High heels

Statistics show that high heels are one of the biggest factors leading to foot problems in women, with up to a third suffering permanent problems as a result of prolonged wear.

Why high heels can cause a problem

When you wear high heels (shoes with a heel two inches or higher), your foot slides forward in your shoe, forcing the toes into the unnatural shape of the shoe and redistributing your weight incorrectly. The increased weight on your toes causes your body to tilt forward, and to compensate, you lean backwards and overarch your back, creating a posture that can strain your knees, hips, and lower back. The change to the position of your spine puts pressure on nerves in the back and can cause sciatica, a condition where nerves become trapped, triggering pain and numbness as far down as the feet.

There are other effects, too.  Over time, wearing high heels can shorten the muscles in your calves and in your back, leading to pain and muscle spasms.  Many women who wear high heels often suffer a shortening of the Achilles tendon, because once the heel is pointed upwards, it tightens up. Stretching it again or switching to flats can be very painful. It can even lead to plantar fasciitis.

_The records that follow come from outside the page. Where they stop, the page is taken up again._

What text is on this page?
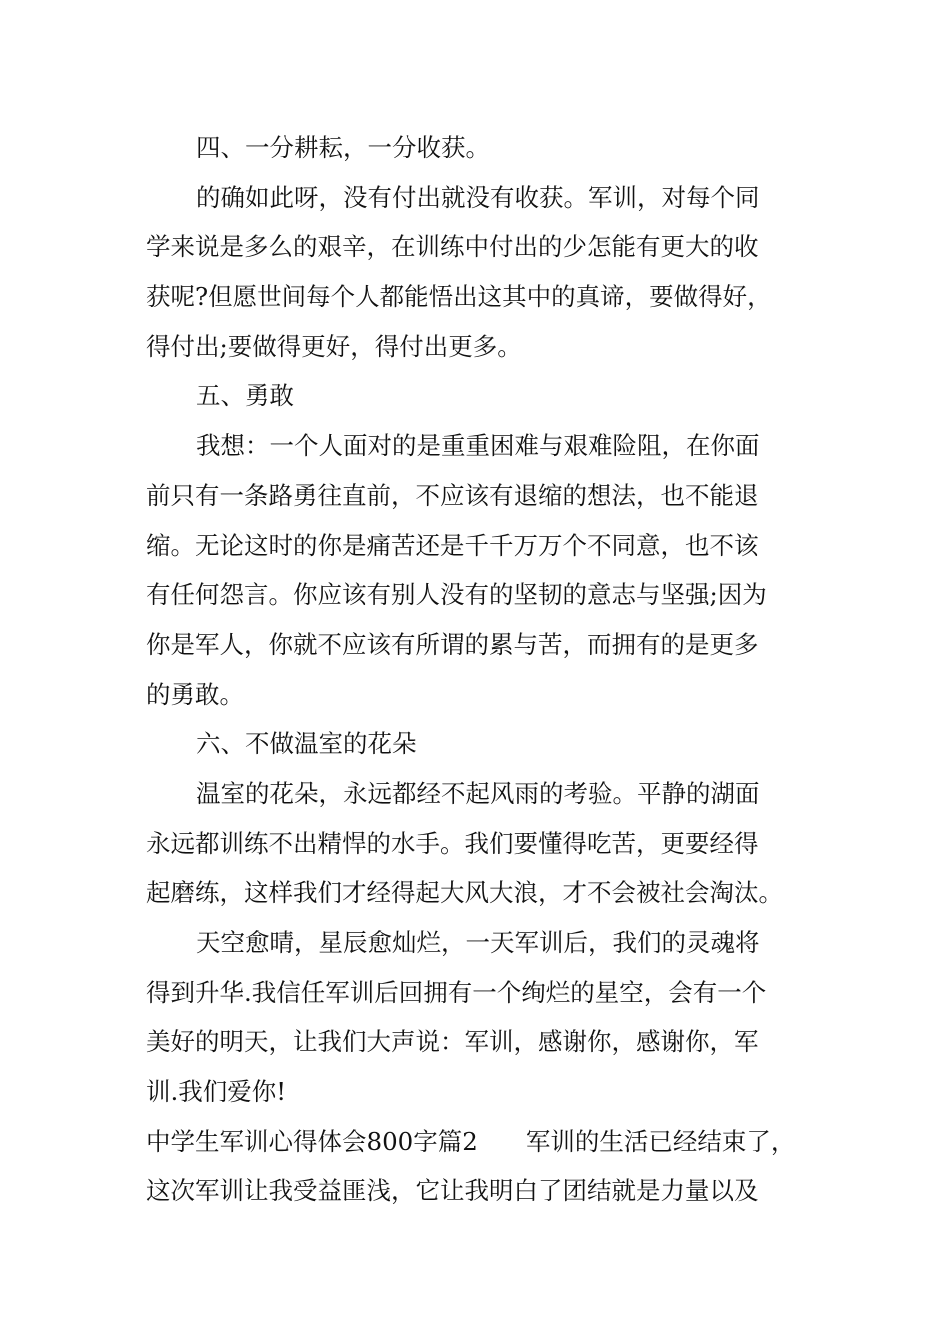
四、一分耕耘，一分收获。
的确如此呀，没有付出就没有收获。军训，对每个同
学来说是多么的艰辛，在训练中付出的少怎能有更大的收
获呢?但愿世间每个人都能悟出这其中的真谛，要做得好，
得付出;要做得更好，得付出更多。
五、勇敢
我想：一个人面对的是重重困难与艰难险阻，在你面
前只有一条路勇往直前，不应该有退缩的想法，也不能退
缩。无论这时的你是痛苦还是千千万万个不同意，也不该
有任何怨言。你应该有别人没有的坚韧的意志与坚强;因为
你是军人，你就不应该有所谓的累与苦，而拥有的是更多
的勇敢。
六、不做温室的花朵
温室的花朵，永远都经不起风雨的考验。平静的湖面
永远都训练不出精悍的水手。我们要懂得吃苦，更要经得
起磨练，这样我们才经得起大风大浪，才不会被社会淘汰。
天空愈晴，星辰愈灿烂，一天军训后，我们的灵魂将
得到升华.我信任军训后回拥有一个绚烂的星空，会有一个
美好的明天，让我们大声说：军训，感谢你，感谢你，军
训.我们爱你!
中学生军训心得体会800字篇2 军训的生活已经结束了，
这次军训让我受益匪浅，它让我明白了团结就是力量以及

All this doesn’t mean you have to give up wearing heels.  But, to minimise the chance of injury over time, you are advised to:

  • Select shoes with low heels - an inch and a half or less - and a wide heel base; a slightly thicker heel will spread the load more evenly. Narrow, stiletto-type heels provide little support and three inch or higher heels may shorten the Achilles tendon. 
  • Wear soft insoles to reduce the impact on your knees.
  • Make sure your shoes are the right size so the foot doesn't slide forward, putting even more pressure on the toes.
  • Wear heels on days that require limited walking or standing.
  • Alternate your shoe choice throughout the day or from one day to the next. Don't wear your high heels all day; and wear more comfortable shoes, such as athletic or walking shoes for commuting to and from work.
  • Stretch. Take time every day to stretch your calf muscles and feet.